Karadenizli sanayici ve iş adamları, çözüm sürecini "Türkiye'nin geleceğini yeniden inşa etme" süreci olarak görüyor.
Müstakil Sanayici ve İşadamları Derneği (MÜSİAD) Samsun Şube Başkanı Erkan Malkoç, AA muhabirine yaptığı açıklamada, kurum olarak etnik ve dini her türlü ayrımcılığa karşı durduklarını, çözüme yönelik katkıya hazır olduklarını söyledi.
Şubelerinin yarısı Doğu ve Güneydoğu Anadolu bölgelerinde yer alan MÜSİAD'ın, refahın, gelişmenin ve huzurun, pozitif istikrarı yakalayabilmiş ortamlarda yeşerip büyüyeceğine inandığını vurgulayan Malkoç, "Süreci, kavga ya da taviz kavramlarıyla değil, Türkiye'nin hedefleri doğrultusunda, geleceğini yeniden inşa etme süreci olarak görüyoruz" dedi.
Türkiye'nin sadece kendi içindeki barış ve huzuru temin etmekle kalmadığını, bölgesinde de barışın güçlü taraflarından biri olduğunu belirten Malkoç, şöyle konuştu:
"Türkiye ve dünya için yeni bir dönem başlıyor. İş adamlarına bu yeni barış ve istikrar döneminde eskisinden daha çok görev düşeceğini biliyor, adaletten ve eşitlikten yana tavrımızı MÜSİAD olarak sürdüreceğimizi ifade ediyoruz. Türkiye için, bölgemizin huzuru ve refahı için, dünyanın her köşesinde barışa katkıda bulunarak çalışmayı ve üretmeyi sürdüreceğiz."
-"Çanakkale'de nasıl berabersek..."-
MÜSİAD Sinop Şube Başkanı Ahmet Hilmi Gökmen ise sürecin, bölgesel bir meselenin çözümü değil, Cumhuriyetin, Türkiye'nin en temel problemlerinden birinin çözümü anlamını taşıdığını söyledi.
Gökmen, "Kardeşin kardeşi katletmemesi, akan kanın durması, ekonomimizin önündeki prangaların kalkması ve refah seviyesi yüksek bir ülke konumuna gelmemiz için bu süreci sonuna kadar destekliyoruz" diye konuştu.

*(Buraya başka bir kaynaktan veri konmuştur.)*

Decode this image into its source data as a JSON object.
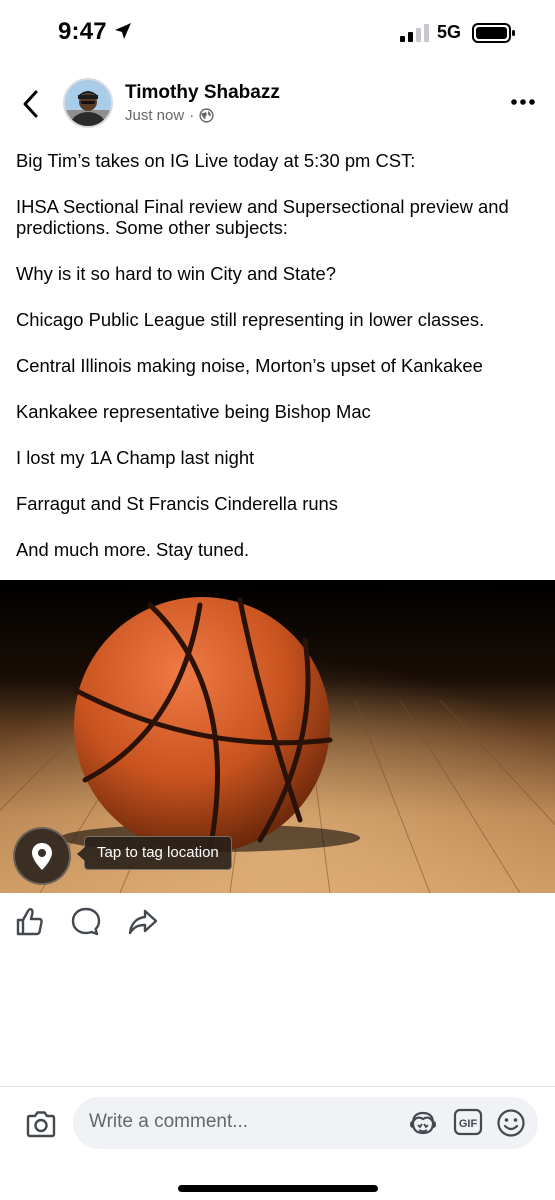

Sinop Sanayici ve İş Adamları Derneği Yönetim Kurulu Başkanı Hikmet Albayrak da Türkiye'de değişik etnik yapıda insanların olduğunu belirterek, "Çanakkale'de omuz omuza nasıl berabersek, şimdi de beraberce yaşamayı arzu ediyoruz. İçtenlikle söylüyorum, bir ayrıcalığımız yok. Bir an önce çözüm sürecinin bitmesi ve hep birlikte olmamızı canı gönülden istiyoruz ve süreci destekliyoruz" dedi.
Sinop Hemşehrilik ve Dostluk Derneği Başkanı avukat İsmail Hakkı Gülenç, "Mehmetçik tabutla değil, elinde bavuluyla anne babasına, ailesine dönsün istiyoruz. Eğer bu şartlarla, onur kırıcı olmayan şartlarla bir barış olduğu takdirde ekonomik yönden, sosyal yönden elbette çok güzel olacaktır" ifadelerini kullandı.
-"Barıştan yana olmamak akıl işi değil"-
Türkiye Muhtarlar Konfederasyonu ve Ordu Muhtarlar Derneği Başkanı Hüseyin Akdeniz de çözüm sürecini olumlu karşıladıklarını belirtti.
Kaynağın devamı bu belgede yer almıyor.